REPUBLIKA.CO.ID, WASHINGTON -- Media Axios pada Kamis (2/1/2025) melaporkan bahwa, Penasihat Keamanan Nasional AS Jake Sullivan telah mengajukan rencana kepada Presiden Joe Biden terkait kemungkinan serangan terhadap fasilitas nuklir Iran sebelum masa jabatan Biden berakhir pada 20 Januari.
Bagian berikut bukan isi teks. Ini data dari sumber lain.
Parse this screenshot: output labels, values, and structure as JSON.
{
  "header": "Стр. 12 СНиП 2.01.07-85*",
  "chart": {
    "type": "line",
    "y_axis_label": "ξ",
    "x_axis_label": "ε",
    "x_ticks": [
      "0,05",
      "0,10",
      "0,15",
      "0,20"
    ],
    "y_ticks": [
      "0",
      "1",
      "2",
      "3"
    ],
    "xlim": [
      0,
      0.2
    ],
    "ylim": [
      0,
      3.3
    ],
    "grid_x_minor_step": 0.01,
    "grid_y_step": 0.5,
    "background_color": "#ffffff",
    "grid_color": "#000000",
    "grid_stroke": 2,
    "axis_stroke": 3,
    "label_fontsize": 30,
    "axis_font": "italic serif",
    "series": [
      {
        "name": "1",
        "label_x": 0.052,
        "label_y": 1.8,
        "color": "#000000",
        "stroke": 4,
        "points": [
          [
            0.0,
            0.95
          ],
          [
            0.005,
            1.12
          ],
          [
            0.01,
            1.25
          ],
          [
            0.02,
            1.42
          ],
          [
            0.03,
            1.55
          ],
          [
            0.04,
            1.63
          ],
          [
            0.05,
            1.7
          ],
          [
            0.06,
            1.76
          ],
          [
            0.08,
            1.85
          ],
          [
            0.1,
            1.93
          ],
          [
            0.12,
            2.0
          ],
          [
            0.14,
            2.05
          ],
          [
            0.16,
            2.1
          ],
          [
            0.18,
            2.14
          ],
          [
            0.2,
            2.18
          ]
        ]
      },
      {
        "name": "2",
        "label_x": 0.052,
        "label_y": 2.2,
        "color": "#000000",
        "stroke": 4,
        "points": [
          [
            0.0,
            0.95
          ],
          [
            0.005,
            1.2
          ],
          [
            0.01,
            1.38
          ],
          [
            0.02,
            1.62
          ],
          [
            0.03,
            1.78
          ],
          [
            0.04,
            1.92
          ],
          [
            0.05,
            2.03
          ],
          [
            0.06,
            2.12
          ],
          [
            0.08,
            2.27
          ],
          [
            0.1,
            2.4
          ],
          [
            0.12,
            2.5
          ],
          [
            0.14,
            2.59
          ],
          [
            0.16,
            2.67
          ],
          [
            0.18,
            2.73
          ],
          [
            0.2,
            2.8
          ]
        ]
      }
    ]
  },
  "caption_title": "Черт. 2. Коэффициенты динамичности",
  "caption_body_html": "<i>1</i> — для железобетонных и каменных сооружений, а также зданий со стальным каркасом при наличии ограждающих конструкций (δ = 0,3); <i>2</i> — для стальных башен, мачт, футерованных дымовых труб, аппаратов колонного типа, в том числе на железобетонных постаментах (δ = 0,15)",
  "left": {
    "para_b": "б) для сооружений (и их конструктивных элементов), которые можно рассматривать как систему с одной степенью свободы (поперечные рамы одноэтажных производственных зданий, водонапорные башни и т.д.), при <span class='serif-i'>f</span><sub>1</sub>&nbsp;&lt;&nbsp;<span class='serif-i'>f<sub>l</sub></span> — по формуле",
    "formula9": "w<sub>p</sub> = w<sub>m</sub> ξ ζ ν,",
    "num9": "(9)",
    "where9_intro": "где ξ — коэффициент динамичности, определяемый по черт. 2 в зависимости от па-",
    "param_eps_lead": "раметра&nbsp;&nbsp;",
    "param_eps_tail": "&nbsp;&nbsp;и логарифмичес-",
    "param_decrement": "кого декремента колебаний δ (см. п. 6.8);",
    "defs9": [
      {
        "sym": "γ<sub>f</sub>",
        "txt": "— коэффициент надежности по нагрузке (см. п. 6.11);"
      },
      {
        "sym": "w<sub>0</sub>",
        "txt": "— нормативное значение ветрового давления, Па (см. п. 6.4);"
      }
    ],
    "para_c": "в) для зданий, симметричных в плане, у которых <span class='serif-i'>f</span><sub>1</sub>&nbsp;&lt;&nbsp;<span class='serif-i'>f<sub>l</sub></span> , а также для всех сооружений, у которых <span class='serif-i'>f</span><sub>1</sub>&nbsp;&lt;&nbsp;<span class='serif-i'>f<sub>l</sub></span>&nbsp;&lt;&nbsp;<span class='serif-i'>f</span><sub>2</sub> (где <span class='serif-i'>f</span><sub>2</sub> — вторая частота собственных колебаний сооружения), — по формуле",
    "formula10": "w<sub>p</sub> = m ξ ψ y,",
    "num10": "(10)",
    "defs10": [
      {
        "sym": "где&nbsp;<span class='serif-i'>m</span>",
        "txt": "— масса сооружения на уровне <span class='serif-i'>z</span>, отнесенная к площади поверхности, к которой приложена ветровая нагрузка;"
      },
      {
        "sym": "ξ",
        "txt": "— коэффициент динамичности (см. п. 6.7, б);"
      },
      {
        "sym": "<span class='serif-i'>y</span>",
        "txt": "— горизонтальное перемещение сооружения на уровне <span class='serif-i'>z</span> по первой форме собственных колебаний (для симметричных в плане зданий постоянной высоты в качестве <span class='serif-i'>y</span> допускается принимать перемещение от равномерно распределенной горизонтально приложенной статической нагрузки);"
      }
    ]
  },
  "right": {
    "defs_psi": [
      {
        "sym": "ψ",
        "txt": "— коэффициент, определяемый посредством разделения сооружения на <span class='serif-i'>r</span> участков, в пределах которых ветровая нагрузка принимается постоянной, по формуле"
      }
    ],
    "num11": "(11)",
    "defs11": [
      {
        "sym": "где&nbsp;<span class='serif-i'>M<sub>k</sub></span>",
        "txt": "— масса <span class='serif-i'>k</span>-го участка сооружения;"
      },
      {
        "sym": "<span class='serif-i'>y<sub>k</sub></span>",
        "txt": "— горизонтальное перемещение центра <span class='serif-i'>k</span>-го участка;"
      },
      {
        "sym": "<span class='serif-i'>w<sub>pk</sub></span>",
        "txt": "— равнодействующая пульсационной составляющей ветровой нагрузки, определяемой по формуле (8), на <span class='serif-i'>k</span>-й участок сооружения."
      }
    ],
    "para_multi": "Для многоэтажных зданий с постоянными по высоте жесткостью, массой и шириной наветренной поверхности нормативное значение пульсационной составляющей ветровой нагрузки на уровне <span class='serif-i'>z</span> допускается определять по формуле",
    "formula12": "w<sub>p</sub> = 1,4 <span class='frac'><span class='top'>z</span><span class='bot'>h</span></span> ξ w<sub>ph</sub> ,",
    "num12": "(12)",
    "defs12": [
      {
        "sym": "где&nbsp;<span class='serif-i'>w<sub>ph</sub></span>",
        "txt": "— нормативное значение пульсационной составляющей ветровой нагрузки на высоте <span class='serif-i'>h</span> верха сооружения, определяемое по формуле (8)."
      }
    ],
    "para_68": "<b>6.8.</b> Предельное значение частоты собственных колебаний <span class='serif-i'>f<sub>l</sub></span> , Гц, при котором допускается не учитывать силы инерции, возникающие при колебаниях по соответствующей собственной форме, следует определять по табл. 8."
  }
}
Axios mengutip sebanyak tiga sumber yang mengetahui masalah tersebut.
Sedangkan pertemuan yang sebelumnya tidak diketahui publik dan berlangsung beberapa pekan lalu serta diarahkan Sullivan itu disebut merupakan bagian dari "perencanaan skenario yang bijaksana," bukan dimaksudkan untuk menghasilkan keputusan melakukan serangan, ujar seorang pejabat AS.
Pejabat itu menambahkan, tidak ada perkembangan baru yang memicu untuk menggelar lagi pertemuan semacam itu. Biden dan timnya mendiskusikan beberapa opsi dan skenario untuk respons AS jika Iran mempercepat program nuklirnya, seperti memperkaya uranium hingga tingkat kemurnian 90 persen, kata pejabat tersebut.
Pertemuan tersebut tidak menghasilkan keputusan spesifik, juga tidak dimaksudkan untuk itu, tambahnya. Saat ini, juga tidak ada diskusi di Gedung Putih mengenai kemungkinan aksi militer terhadap Iran.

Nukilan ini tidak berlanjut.